Schulchöre begeistern mit Musical "Petrus"

Jennifer Ruh

Von Jennifer Ruh

Di, 24. April 2018

Sulzburg

Mit der Jesus-Gang auf Tour: Geschichte des Jüngers Petrus wird in moderner Sprache erzählt.

SULZBURG. Die Schulchöre der Ernst-Leitz-Schule Sulzburg und der Sonnenbergschule Ballrechten-Dottingen begeisterten mit dem – leicht jazzig angehauchten – Musical "Petrus” in der St. Cyriak Kirche in Sulzburg. Das Musical erzählt in moderner Sprache die Geschichte des Jüngers Petrus, der sich der Jesus-Gang anschließt und mit ihr zusammen auf Tour geht.

Insgesamt 80 Kinder haben sich, unter der Leitung von Musiklehrerin Antje Hepper, seit Januar auf diesen ganz besonderen Auftritt vorbereitet. In drei Gruppen wurde wöchentlich voller Tatendrang geprobt, zusätzlich gab es eine Theatergruppe und eine Tanz-AG.

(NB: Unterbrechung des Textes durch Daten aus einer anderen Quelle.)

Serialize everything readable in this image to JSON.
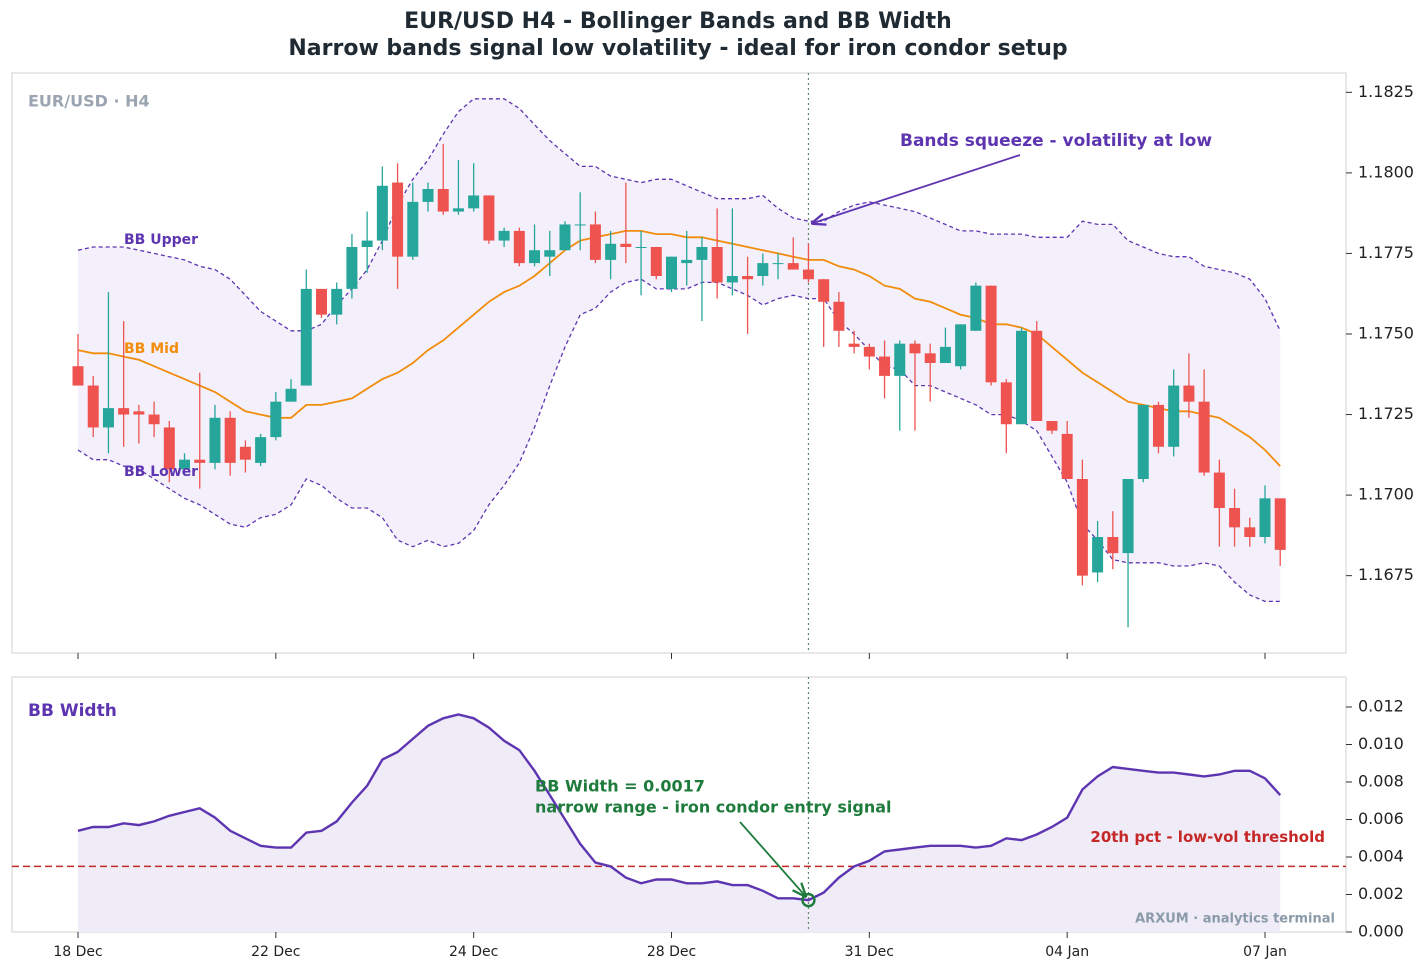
{
  "title": "EUR/USD H4 - Bollinger Bands and BB Width",
  "subtitle": "Narrow bands signal low volatility - ideal for iron condor setup",
  "chart_data": [
    {
      "type": "candlestick",
      "panel_label": "EUR/USD · H4",
      "up_color": "#26a69a",
      "down_color": "#ef5350",
      "band_fill": "#f3f0fb",
      "open": [
        1.174,
        1.1734,
        1.1721,
        1.1727,
        1.1726,
        1.1725,
        1.1721,
        1.1708,
        1.1711,
        1.171,
        1.1724,
        1.1715,
        1.171,
        1.1718,
        1.1729,
        1.1734,
        1.1764,
        1.1756,
        1.1764,
        1.1777,
        1.1779,
        1.1797,
        1.1774,
        1.1791,
        1.1795,
        1.1788,
        1.1789,
        1.1793,
        1.1779,
        1.1782,
        1.1772,
        1.1774,
        1.1776,
        1.1784,
        1.1784,
        1.1773,
        1.1778,
        1.1777,
        1.1777,
        1.1764,
        1.1772,
        1.1773,
        1.1777,
        1.1766,
        1.1768,
        1.1768,
        1.1772,
        1.1772,
        1.177,
        1.1767,
        1.176,
        1.1747,
        1.1746,
        1.1743,
        1.1737,
        1.1747,
        1.1744,
        1.1741,
        1.174,
        1.1751,
        1.1765,
        1.1735,
        1.1722,
        1.1751,
        1.1723,
        1.1719,
        1.1705,
        1.1676,
        1.1687,
        1.1682,
        1.1705,
        1.1728,
        1.1715,
        1.1734,
        1.1729,
        1.1707,
        1.1696,
        1.169,
        1.1687,
        1.1699
      ],
      "high": [
        1.175,
        1.1737,
        1.1763,
        1.1754,
        1.1728,
        1.1729,
        1.1723,
        1.1713,
        1.1738,
        1.1728,
        1.1726,
        1.1717,
        1.1719,
        1.1732,
        1.1736,
        1.177,
        1.1764,
        1.1766,
        1.1781,
        1.1788,
        1.1802,
        1.1803,
        1.1797,
        1.1797,
        1.1809,
        1.1804,
        1.1803,
        1.1793,
        1.1783,
        1.1783,
        1.1784,
        1.1782,
        1.1785,
        1.1794,
        1.1788,
        1.1782,
        1.1797,
        1.1782,
        1.1777,
        1.1774,
        1.1782,
        1.178,
        1.1789,
        1.1789,
        1.1774,
        1.1775,
        1.1775,
        1.178,
        1.1778,
        1.1767,
        1.1763,
        1.1751,
        1.1747,
        1.1748,
        1.1748,
        1.1748,
        1.1747,
        1.1752,
        1.1753,
        1.1766,
        1.1765,
        1.1736,
        1.1752,
        1.1754,
        1.1723,
        1.1723,
        1.1711,
        1.1692,
        1.1695,
        1.1705,
        1.1728,
        1.1729,
        1.1739,
        1.1744,
        1.1739,
        1.1711,
        1.1702,
        1.1693,
        1.1703,
        1.1699
      ],
      "low": [
        1.1734,
        1.1718,
        1.1713,
        1.1715,
        1.1716,
        1.1718,
        1.1704,
        1.1706,
        1.1702,
        1.1708,
        1.1706,
        1.1707,
        1.1709,
        1.1717,
        1.1729,
        1.1734,
        1.1755,
        1.1753,
        1.1761,
        1.1769,
        1.1776,
        1.1764,
        1.1773,
        1.1788,
        1.1787,
        1.1787,
        1.1788,
        1.1778,
        1.1777,
        1.1771,
        1.1771,
        1.1768,
        1.1776,
        1.1776,
        1.1772,
        1.1767,
        1.1772,
        1.1762,
        1.1767,
        1.1763,
        1.1765,
        1.1754,
        1.1761,
        1.1762,
        1.175,
        1.1765,
        1.1767,
        1.177,
        1.1766,
        1.1746,
        1.1746,
        1.1744,
        1.1739,
        1.173,
        1.172,
        1.172,
        1.1729,
        1.1741,
        1.1739,
        1.1751,
        1.1734,
        1.1713,
        1.1722,
        1.1723,
        1.1719,
        1.1705,
        1.1672,
        1.1673,
        1.1677,
        1.1659,
        1.1704,
        1.1713,
        1.1712,
        1.1724,
        1.1706,
        1.1684,
        1.1684,
        1.1684,
        1.1685,
        1.1678
      ],
      "close": [
        1.1734,
        1.1721,
        1.1727,
        1.1725,
        1.1725,
        1.1722,
        1.1708,
        1.1711,
        1.171,
        1.1724,
        1.171,
        1.1711,
        1.1718,
        1.1729,
        1.1733,
        1.1764,
        1.1756,
        1.1764,
        1.1777,
        1.1779,
        1.1796,
        1.1774,
        1.1791,
        1.1795,
        1.1788,
        1.1789,
        1.1793,
        1.1779,
        1.1782,
        1.1772,
        1.1776,
        1.1776,
        1.1784,
        1.1784,
        1.1773,
        1.1778,
        1.1777,
        1.1777,
        1.1768,
        1.1774,
        1.1773,
        1.1777,
        1.1766,
        1.1768,
        1.1767,
        1.1772,
        1.1772,
        1.177,
        1.1767,
        1.176,
        1.1751,
        1.1746,
        1.1743,
        1.1737,
        1.1747,
        1.1744,
        1.1741,
        1.1746,
        1.1753,
        1.1765,
        1.1735,
        1.1722,
        1.1751,
        1.1723,
        1.172,
        1.1705,
        1.1675,
        1.1687,
        1.1682,
        1.1705,
        1.1728,
        1.1715,
        1.1734,
        1.1729,
        1.1707,
        1.1696,
        1.169,
        1.1687,
        1.1699,
        1.1683
      ],
      "series": [
        {
          "name": "BB Upper",
          "color": "#5e35b1",
          "style": "dashed",
          "values": [
            1.1776,
            1.1777,
            1.1777,
            1.1777,
            1.1776,
            1.1775,
            1.1774,
            1.1773,
            1.1771,
            1.177,
            1.1767,
            1.1762,
            1.1757,
            1.1754,
            1.1751,
            1.1751,
            1.1753,
            1.1759,
            1.1764,
            1.177,
            1.1779,
            1.179,
            1.1798,
            1.1804,
            1.1812,
            1.1819,
            1.1823,
            1.1823,
            1.1823,
            1.182,
            1.1815,
            1.181,
            1.1806,
            1.1802,
            1.1802,
            1.1799,
            1.1798,
            1.1797,
            1.1798,
            1.1798,
            1.1796,
            1.1794,
            1.1792,
            1.1792,
            1.1792,
            1.1793,
            1.1789,
            1.1786,
            1.1785,
            1.1785,
            1.1788,
            1.179,
            1.1791,
            1.179,
            1.1789,
            1.1788,
            1.1786,
            1.1784,
            1.1782,
            1.1782,
            1.1781,
            1.1781,
            1.1781,
            1.178,
            1.178,
            1.178,
            1.1785,
            1.1784,
            1.1784,
            1.1779,
            1.1777,
            1.1775,
            1.1774,
            1.1774,
            1.1771,
            1.177,
            1.1769,
            1.1767,
            1.1761,
            1.1751
          ]
        },
        {
          "name": "BB Mid",
          "color": "#f28c0c",
          "style": "solid",
          "values": [
            1.1745,
            1.1744,
            1.1744,
            1.1743,
            1.1742,
            1.174,
            1.1738,
            1.1736,
            1.1734,
            1.1732,
            1.1729,
            1.1726,
            1.1725,
            1.1724,
            1.1724,
            1.1728,
            1.1728,
            1.1729,
            1.173,
            1.1733,
            1.1736,
            1.1738,
            1.1741,
            1.1745,
            1.1748,
            1.1752,
            1.1756,
            1.176,
            1.1763,
            1.1765,
            1.1768,
            1.1772,
            1.1776,
            1.1779,
            1.178,
            1.1781,
            1.1782,
            1.1782,
            1.1781,
            1.1781,
            1.178,
            1.178,
            1.1779,
            1.1778,
            1.1777,
            1.1776,
            1.1775,
            1.1774,
            1.1773,
            1.1773,
            1.1771,
            1.177,
            1.1768,
            1.1765,
            1.1764,
            1.1761,
            1.176,
            1.1758,
            1.1756,
            1.1755,
            1.1753,
            1.1753,
            1.1752,
            1.175,
            1.1746,
            1.1742,
            1.1738,
            1.1735,
            1.1732,
            1.1729,
            1.1728,
            1.1727,
            1.1726,
            1.1726,
            1.1725,
            1.1724,
            1.1721,
            1.1718,
            1.1714,
            1.1709
          ]
        },
        {
          "name": "BB Lower",
          "color": "#5e35b1",
          "style": "dashed",
          "values": [
            1.1714,
            1.1711,
            1.1711,
            1.1709,
            1.1708,
            1.1705,
            1.1702,
            1.1699,
            1.1697,
            1.1694,
            1.1691,
            1.169,
            1.1693,
            1.1694,
            1.1697,
            1.1705,
            1.1703,
            1.1699,
            1.1696,
            1.1696,
            1.1693,
            1.1686,
            1.1684,
            1.1686,
            1.1684,
            1.1685,
            1.1689,
            1.1697,
            1.1703,
            1.171,
            1.1721,
            1.1734,
            1.1746,
            1.1756,
            1.1758,
            1.1763,
            1.1766,
            1.1767,
            1.1764,
            1.1764,
            1.1764,
            1.1766,
            1.1766,
            1.1764,
            1.1762,
            1.1759,
            1.1761,
            1.1762,
            1.1761,
            1.1761,
            1.1754,
            1.175,
            1.1745,
            1.174,
            1.1739,
            1.1734,
            1.1734,
            1.1732,
            1.173,
            1.1728,
            1.1725,
            1.1725,
            1.1723,
            1.172,
            1.1712,
            1.1704,
            1.1691,
            1.1686,
            1.168,
            1.1679,
            1.1679,
            1.1679,
            1.1678,
            1.1678,
            1.1679,
            1.1678,
            1.1673,
            1.1669,
            1.1667,
            1.1667
          ]
        }
      ],
      "annotation": "Bands squeeze - volatility at low",
      "ylim": [
        1.1651,
        1.1831
      ],
      "yticks": [
        1.1825,
        {
          "value": 1.18,
          "label": "1.1800"
        },
        1.1775,
        {
          "value": 1.175,
          "label": "1.1750"
        },
        1.1725,
        {
          "value": 1.17,
          "label": "1.1700"
        },
        1.1675
      ]
    },
    {
      "type": "line",
      "fill": "#efecf8",
      "categories": [
        "18 Dec",
        null,
        null,
        null,
        null,
        null,
        null,
        null,
        null,
        null,
        null,
        null,
        null,
        "22 Dec",
        null,
        null,
        null,
        null,
        null,
        null,
        null,
        null,
        null,
        null,
        null,
        null,
        "24 Dec",
        null,
        null,
        null,
        null,
        null,
        null,
        null,
        null,
        null,
        null,
        null,
        null,
        "28 Dec",
        null,
        null,
        null,
        null,
        null,
        null,
        null,
        null,
        null,
        null,
        null,
        null,
        "31 Dec",
        null,
        null,
        null,
        null,
        null,
        null,
        null,
        null,
        null,
        null,
        null,
        null,
        "04 Jan",
        null,
        null,
        null,
        null,
        null,
        null,
        null,
        null,
        null,
        null,
        null,
        null,
        "07 Jan",
        null
      ],
      "series": [
        {
          "name": "BB Width",
          "color": "#5e35b1",
          "values": [
            0.0054,
            0.0056,
            0.0056,
            0.0058,
            0.0057,
            0.0059,
            0.0062,
            0.0064,
            0.0066,
            0.0061,
            0.0054,
            0.005,
            0.0046,
            0.0045,
            0.0045,
            0.0053,
            0.0054,
            0.0059,
            0.0069,
            0.0078,
            0.0092,
            0.0096,
            0.0103,
            0.011,
            0.0114,
            0.0116,
            0.0114,
            0.0109,
            0.0102,
            0.0097,
            0.0086,
            0.0073,
            0.006,
            0.0047,
            0.0037,
            0.0035,
            0.0029,
            0.0026,
            0.0028,
            0.0028,
            0.0026,
            0.0026,
            0.0027,
            0.0025,
            0.0025,
            0.0022,
            0.0018,
            0.0018,
            0.0017,
            0.0021,
            0.0029,
            0.0035,
            0.0038,
            0.0043,
            0.0044,
            0.0045,
            0.0046,
            0.0046,
            0.0046,
            0.0045,
            0.0046,
            0.005,
            0.0049,
            0.0052,
            0.0056,
            0.0061,
            0.0076,
            0.0083,
            0.0088,
            0.0087,
            0.0086,
            0.0085,
            0.0085,
            0.0084,
            0.0083,
            0.0084,
            0.0086,
            0.0086,
            0.0082,
            0.0073
          ]
        }
      ],
      "threshold": {
        "value": 0.0035,
        "label": "20th pct - low-vol threshold",
        "color": "#c62828"
      },
      "annotation": [
        "BB Width = 0.0017",
        "narrow range - iron condor entry signal"
      ],
      "annotation_color": "#1e7b3c",
      "watermark": "ARXUM · analytics terminal",
      "ylim": [
        0,
        0.0136
      ],
      "yticks": [
        {
          "value": 0,
          "label": "0.000"
        },
        {
          "value": 0.002,
          "label": "0.002"
        },
        {
          "value": 0.004,
          "label": "0.004"
        },
        {
          "value": 0.006,
          "label": "0.006"
        },
        {
          "value": 0.008,
          "label": "0.008"
        },
        {
          "value": 0.01,
          "label": "0.010"
        },
        {
          "value": 0.012,
          "label": "0.012"
        }
      ]
    }
  ]
}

Am Sonntagnachmittag war es dann endlich soweit. Die St. Cyriak Kirche war brechend voll, sodass viele Gäste in den Seitenschiffen Platz nehmen mussten. Eine ausgelassene und fröhliche Stimmung lag in der Luft und man erwartete gespannt den Auftritt der Kinder. Das Musical handelt von den Wundern, die Jesus vollbracht hat, von der Nächstenliebe untereinander, und von dem Glauben an sich selbst, der jeden Selbstzweifel vertreiben kann. Aber es geht auch darum, mit seinem Handeln die Welt zu verändern und sie damit ein Stückchen besser zu machen. Dabei wechselten die Passagen, von der jungen Erzählerin Amelie Marx souverän und sehr charmant vorgelesen, mit Liedern ab, die vom Chor zusammen mit tänzerischen und gespielten Szenen vorgetragen wurden. Instrumental begleitet wurden die Kinder von Dirk Herzig (Keyboard), Annett Böhe (Gitarre), Oliver Keil (Percussion) sowie Günter Breckle und Andreas Ehring (Posaune).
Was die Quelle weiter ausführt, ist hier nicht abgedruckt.